Lavar los baños fue lo más productivo que hice en el día. Después de eso, un velo de desazón cubrió mi voluntad, una mezcla entre aburrimiento y cansancio; sobre todo lo segundo. Luego del almuerzo, sentí como si no tuviera fuerzas para hacer nada.
Ante tal panorama, digamos, desolador, entré en modo de emergencia y decreté, en un corto monólogo mental, un decreto personal para hacer nada; solo un decir, pues entre mis planes estaba leer. Leer como si el mundo se fuera a acabar, leer de manera ansiosa, como si las letras tuvieran la misma importancia que el aire tiene para poder sobrevivir.
Pero les decía que después del almuerzo un cansancio milenario se apoderó de mí, así que me eché en la cama y entré en uno de esos estados de duermevela, en los que no se descansa del todo, porque hay rastros de remordimiento en la conciencia, producto de no hacer nada, nada en el sentido productivo que tenemos clavado en la cabeza.
No sé bien cuánto tiempo duré ahí, tendido en la cama, mientras miraba al techo, esperando que me dijera en qué consiste realmente la vida, uno de mis pasatiempos favoritos. En medio de eso, y como el techo seguía sin decirme nada, pensé: “Qué carajos me voy a dormir”. Cerré los ojos para entregarme a la tarea, pero a los pocos minutos sonó el celular.

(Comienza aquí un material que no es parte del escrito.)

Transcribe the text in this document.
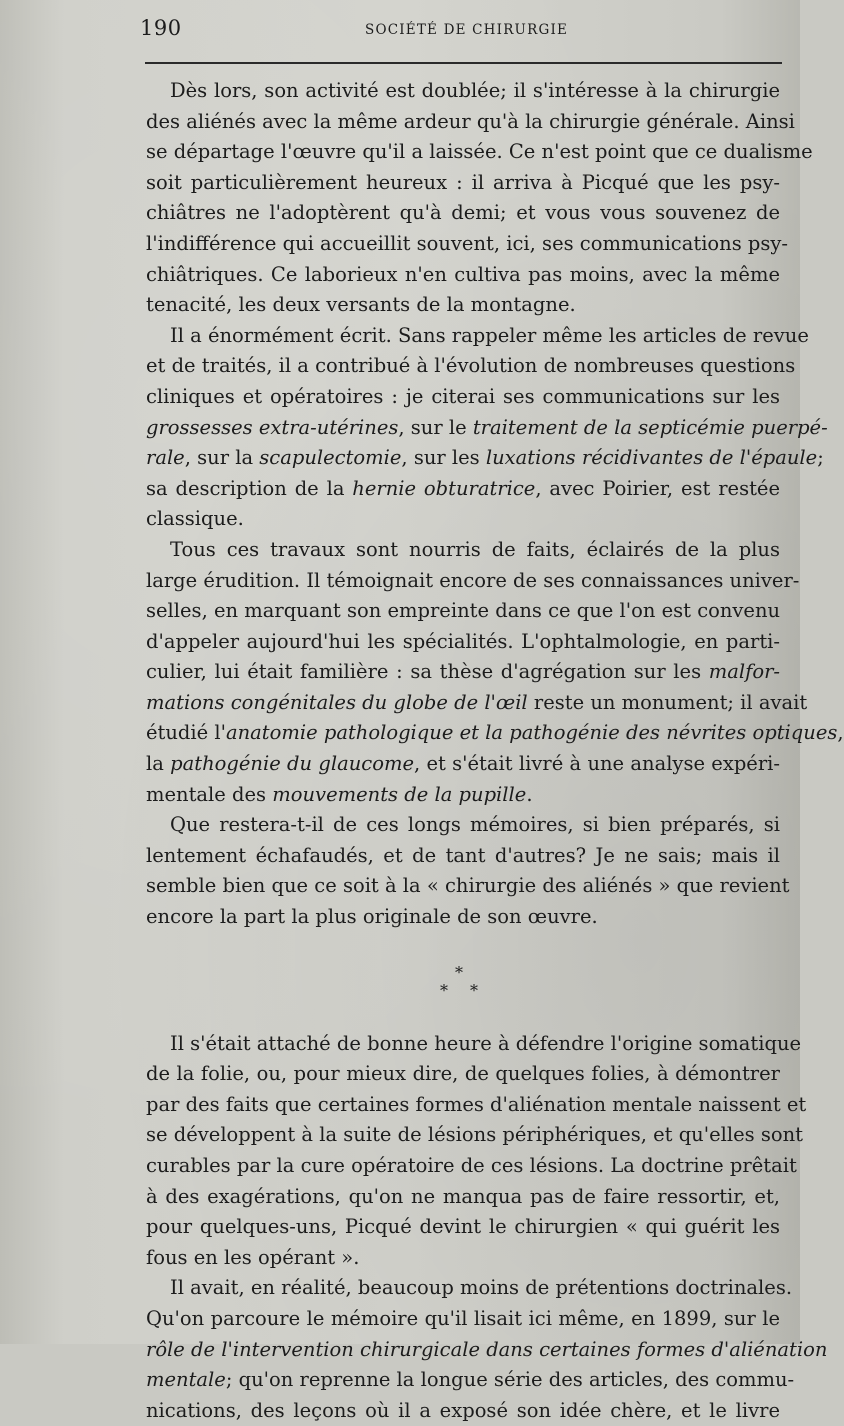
190	SOCIÉTÉ DE CHIRURGIE
Dès lors, son activité est doublée; il s'intéresse à la chirurgie
des aliénés avec la même ardeur qu'à la chirurgie générale. Ainsi
se départage l'œuvre qu'il a laissée. Ce n'est point que ce dualisme
soit particulièrement heureux : il arriva à Picqué que les psy-
chiâtres ne l'adoptèrent qu'à demi; et vous vous souvenez de
l'indifférence qui accueillit souvent, ici, ses communications psy-
chiâtriques. Ce laborieux n'en cultiva pas moins, avec la même
tenacité, les deux versants de la montagne.
Il a énormément écrit. Sans rappeler même les articles de revue
et de traités, il a contribué à l'évolution de nombreuses questions
cliniques et opératoires : je citerai ses communications sur les
grossesses extra-utérines, sur le traitement de la septicémie puerpé-
rale, sur la scapulectomie, sur les luxations récidivantes de l'épaule;
sa description de la hernie obturatrice, avec Poirier, est restée
classique.
Tous ces travaux sont nourris de faits, éclairés de la plus
large érudition. Il témoignait encore de ses connaissances univer-
selles, en marquant son empreinte dans ce que l'on est convenu
d'appeler aujourd'hui les spécialités. L'ophtalmologie, en parti-
culier, lui était familière : sa thèse d'agrégation sur les malfor-
mations congénitales du globe de l'œil reste un monument; il avait
étudié l'anatomie pathologique et la pathogénie des névrites optiques,
la pathogénie du glaucome, et s'était livré à une analyse expéri-
mentale des mouvements de la pupille.
Que restera-t-il de ces longs mémoires, si bien préparés, si
lentement échafaudés, et de tant d'autres? Je ne sais; mais il
semble bien que ce soit à la « chirurgie des aliénés » que revient
encore la part la plus originale de son œuvre.
*
* *
Il s'était attaché de bonne heure à défendre l'origine somatique
de la folie, ou, pour mieux dire, de quelques folies, à démontrer
par des faits que certaines formes d'aliénation mentale naissent et
se développent à la suite de lésions périphériques, et qu'elles sont
curables par la cure opératoire de ces lésions. La doctrine prêtait
à des exagérations, qu'on ne manqua pas de faire ressortir, et,
pour quelques-uns, Picqué devint le chirurgien « qui guérit les
fous en les opérant ».
Il avait, en réalité, beaucoup moins de prétentions doctrinales.
Qu'on parcoure le mémoire qu'il lisait ici même, en 1899, sur le
rôle de l'intervention chirurgicale dans certaines formes d'aliénation
mentale; qu'on reprenne la longue série des articles, des commu-
nications, des leçons où il a exposé son idée chère, et le livre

Luego de atender la llamada, aunque todavía sentía cansancio, el sueño se había esfumado.
Entonces decidí, decidió mi cerebro, o ese otro yo que me habita, que era el momento perfecto para hacer una torta de manzana. Me puse de pie a regañadientes, tratando de exponerles mis razones para no hacer nada, que horas antes había expedido un decreto sobre el tema, pero no me hicieron caso y al final terminaron por convencerme.
Al final, no leí como si el mundo se fuera a acabar, pero lo haré a las 11 de la noche, hora en la que prefiero hacerlo. Ojalá el cansancio no vuelva a aparecer.